In East Asia, by a hundred thousand years ago, casual scavenging of predator kills had developed into systematic exploitation of the wolves' capacity to pursue fleet game. That lead to domestication of dogs, who were, themselves, differentiated from wolves by neoteny. They matured into an amenable creature that could pattern on humans as pack-alphas, and behave with 'puppyish' submission even when mature. A rationalized relationship, exploiting the canids' physical capacities, elevated the clans who possessed them to even higher levels of resource exploitation, permitting greater population density. That created another cycle of selection for social skills and intelligence. This population may have been isolated from central Asia until the ice sheets retreated, around 60 thousand years ago. On the other hand, elements of this population may have entered central, and S W Asia prior to Oxygen Isotope Stage 4 and the eruption of Mt. Toba.
Inhabitants of central Eurasia were savagely selected by the ''nuclear winter'' following the eruption of Mt. Toba, sometime after 75 thousand years ago. Authorities are in disagreement as to the severity of the eruption's effects. Some claim that Toba caused ''temperatures around the world to plummet''; created ''a broad human extinction zone in India'', ''a six year nuclear winter'', and was ''a global catastrophe for all living things''. Others say the effects were less severe, but genetic research indicates that, at one time, the proto-human population was reduced to only a few thousand breeding pairs, and it may have been in this era. The Eurasian Eves' mtDNA lineages are at least 65 thousand years old, and (considering effects of recombination and repetitive mutation) probably date to approximately the era of Toba's eruption. See: Plural Lineages in the Human mtDNA Genome.
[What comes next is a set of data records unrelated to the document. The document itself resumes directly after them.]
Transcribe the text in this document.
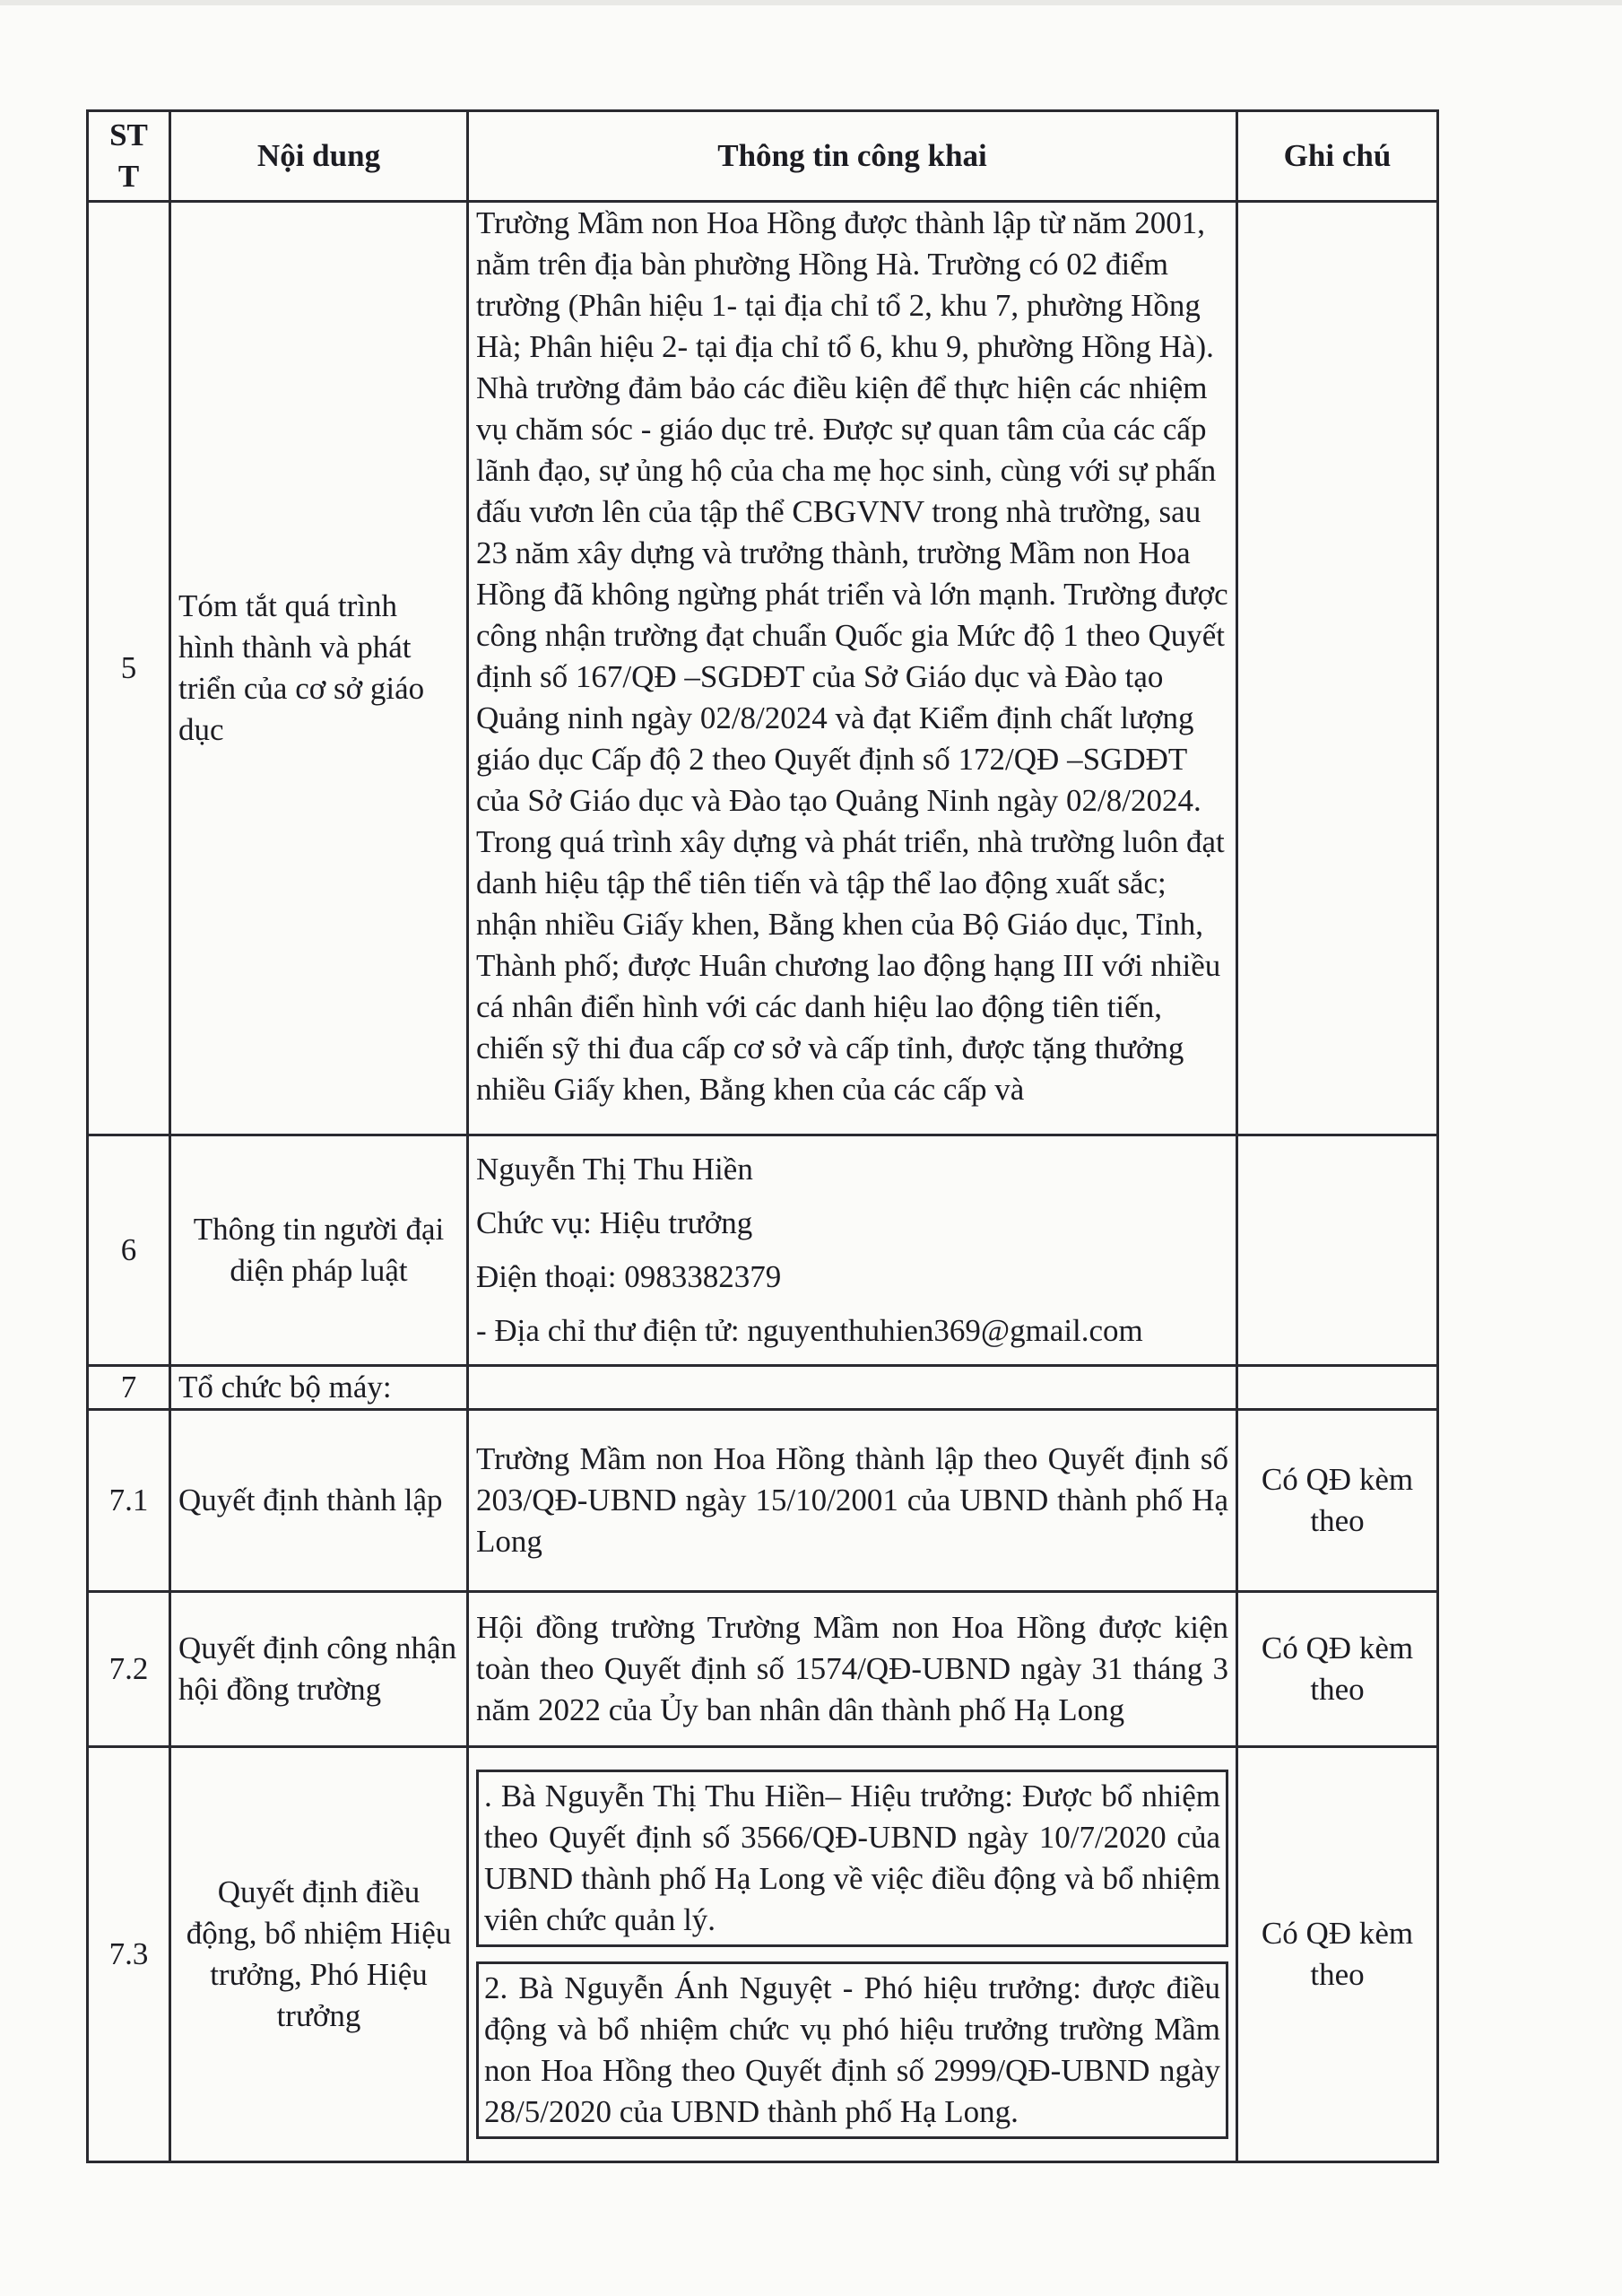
ST T	Nội dung	Thông tin công khai	Ghi chú
5	Tóm tắt quá trình hình thành và phát triển của cơ sở giáo dục	Trường Mầm non Hoa Hồng được thành lập từ năm 2001, nằm trên địa bàn phường Hồng Hà. Trường có 02 điểm trường (Phân hiệu 1- tại địa chỉ tổ 2, khu 7, phường Hồng Hà; Phân hiệu 2- tại địa chỉ tổ 6, khu 9, phường Hồng Hà). Nhà trường đảm bảo các điều kiện để thực hiện các nhiệm vụ chăm sóc - giáo dục trẻ. Được sự quan tâm của các cấp lãnh đạo, sự ủng hộ của cha mẹ học sinh, cùng với sự phấn đấu vươn lên của tập thể CBGVNV trong nhà trường, sau 23 năm xây dựng và trưởng thành, trường Mầm non Hoa Hồng đã không ngừng phát triển và lớn mạnh. Trường được công nhận trường đạt chuẩn Quốc gia Mức độ 1 theo Quyết định số 167/QĐ –SGDĐT của Sở Giáo dục và Đào tạo Quảng ninh ngày 02/8/2024 và đạt Kiểm định chất lượng giáo dục Cấp độ 2 theo Quyết định số 172/QĐ –SGDĐT của Sở Giáo dục và Đào tạo Quảng Ninh ngày 02/8/2024. Trong quá trình xây dựng và phát triển, nhà trường luôn đạt danh hiệu tập thể tiên tiến và tập thể lao động xuất sắc; nhận nhiều Giấy khen, Bằng khen của Bộ Giáo dục, Tỉnh, Thành phố; được Huân chương lao động hạng III với nhiều cá nhân điển hình với các danh hiệu lao động tiên tiến, chiến sỹ thi đua cấp cơ sở và cấp tỉnh, được tặng thưởng nhiều Giấy khen, Bằng khen của các cấp và	

6	Thông tin người đại diện pháp luật	Nguyễn Thị Thu Hiền

Chức vụ: Hiệu trưởng

Điện thoại: 0983382379

- Địa chỉ thư điện tử: nguyenthuhien369@gmail.com	

7	Tổ chức bộ máy:		
7.1	Quyết định thành lập	Trường Mầm non Hoa Hồng thành lập theo Quyết định số 203/QĐ-UBND ngày 15/10/2001 của UBND thành phố Hạ Long	Có QĐ kèm theo
7.2	Quyết định công nhận hội đồng trường	Hội đồng trường Trường Mầm non Hoa Hồng được kiện toàn theo Quyết định số 1574/QĐ-UBND ngày 31 tháng 3 năm 2022 của Ủy ban nhân dân thành phố Hạ Long	Có QĐ kèm theo
7.3	Quyết định điều động, bổ nhiệm Hiệu trưởng, Phó Hiệu trưởng	. Bà Nguyễn Thị Thu Hiền– Hiệu trưởng: Được bổ nhiệm theo Quyết định số 3566/QĐ-UBND ngày 10/7/2020 của UBND thành phố Hạ Long về việc điều động và bổ nhiệm viên chức quản lý.
2. Bà Nguyễn Ánh Nguyệt - Phó hiệu trưởng: được điều động và bổ nhiệm chức vụ phó hiệu trưởng trường Mầm non Hoa Hồng theo Quyết định số 2999/QĐ-UBND ngày 28/5/2020 của UBND thành phố Hạ Long.	Có QĐ kèm theo
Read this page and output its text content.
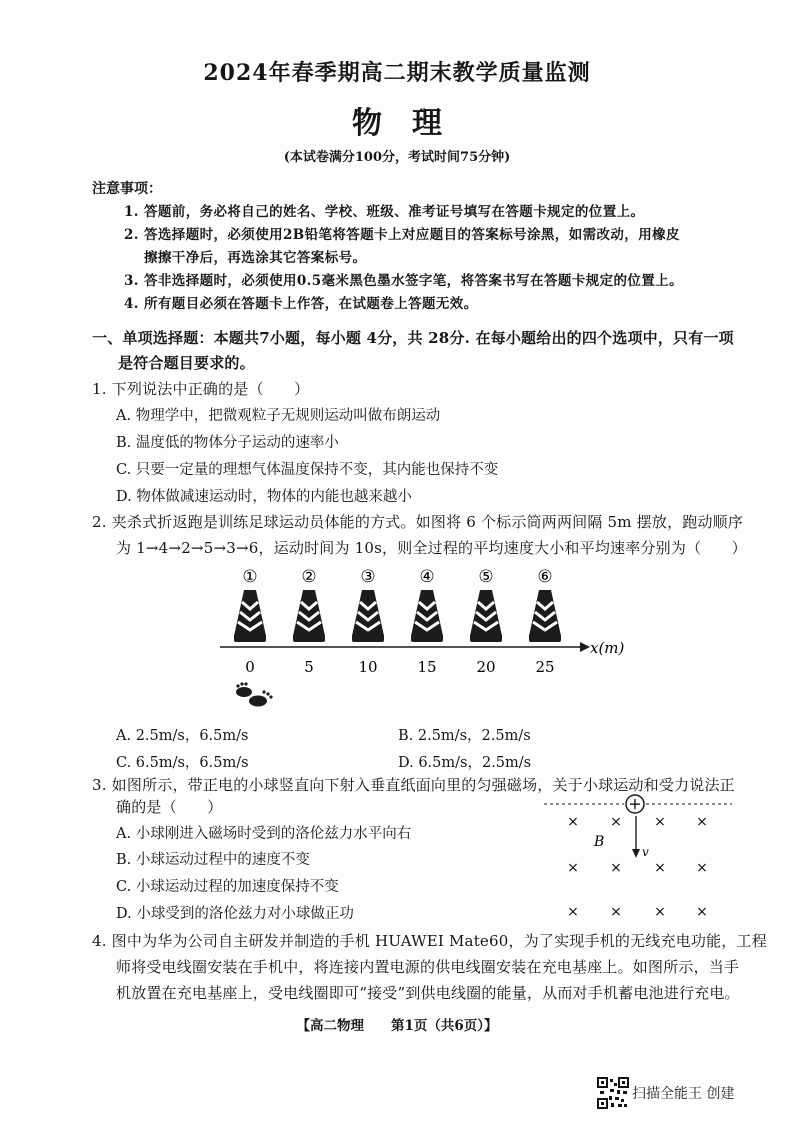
2024年春季期高二期末教学质量监测
物理
(本试卷满分100分，考试时间75分钟)
注意事项：
1. 答题前，务必将自己的姓名、学校、班级、准考证号填写在答题卡规定的位置上。
2. 答选择题时，必须使用2B铅笔将答题卡上对应题目的答案标号涂黑，如需改动，用橡皮
擦擦干净后，再选涂其它答案标号。
3. 答非选择题时，必须使用0.5毫米黑色墨水签字笔，将答案书写在答题卡规定的位置上。
4. 所有题目必须在答题卡上作答，在试题卷上答题无效。
一、单项选择题：本题共7小题，每小题 4分，共 28分. 在每小题给出的四个选项中，只有一项
是符合题目要求的。
1. 下列说法中正确的是（　　）
A. 物理学中，把微观粒子无规则运动叫做布朗运动
B. 温度低的物体分子运动的速率小
C. 只要一定量的理想气体温度保持不变，其内能也保持不变
D. 物体做减速运动时，物体的内能也越来越小
2. 夹杀式折返跑是训练足球运动员体能的方式。如图将 6 个标示筒两两间隔 5m 摆放，跑动顺序
为 1→4→2→5→3→6，运动时间为 10s，则全过程的平均速度大小和平均速率分别为（　　）
①	②	③	④	⑤	⑥
x(m)
0	5	10	15	20	25
A. 2.5m/s，6.5m/s	B. 2.5m/s，2.5m/s
C. 6.5m/s，6.5m/s	D. 6.5m/s，2.5m/s
3. 如图所示，带正电的小球竖直向下射入垂直纸面向里的匀强磁场，关于小球运动和受力说法正
确的是（　　）
A. 小球刚进入磁场时受到的洛伦兹力水平向右
B. 小球运动过程中的速度不变
C. 小球运动过程的加速度保持不变
D. 小球受到的洛伦兹力对小球做正功
+
v
B
× × × ×
× × × ×
× × × ×
4. 图中为华为公司自主研发并制造的手机 HUAWEI Mate60，为了实现手机的无线充电功能，工程
师将受电线圈安装在手机中，将连接内置电源的供电线圈安装在充电基座上。如图所示，当手
机放置在充电基座上，受电线圈即可“接受”到供电线圈的能量，从而对手机蓄电池进行充电。
【高二物理　　第1页（共6页）】
扫描全能王 创建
One imagines that some fled south to escape the devastated environment. The Herto skulls, and other fossils, reveal that radiations into the tropics, by Eurasian sapiens, had been going on since ancient times. This gene flow had 'modernized' the indigenous erectus, and created an advanced, hybrid population. By 100 thousand years ago there were proto-anatomicly-modern sapiens in S W Asia. The effects of Toba probably precipitated a new radiation of advanced Eurasian sapiens into S W Asia.
By 55 thousand years ago, the East Asian population that had domesticated dogs was established in Central Asia, at the beginning of the interglacial era. True-human artifacts have been discovered there, dated from 50,000 years ago. From that time on, the Aurignacian culture spread through Europe and S W Asia; the Cro-Magnon type developed and expanded into Europe; the original, East Asian type radiated throughout Asia. The tropics were relatively densely populated by adapted and disease resistant erectus-hybrid populations created by previous radiations of archaic sapiens. Those tropical populations were further hybridized by the initial and subsequent radiation of modern humans. Such populations have persisted into the present era, as revealed by the genetic research discussed in Age and Origin of the Human Species.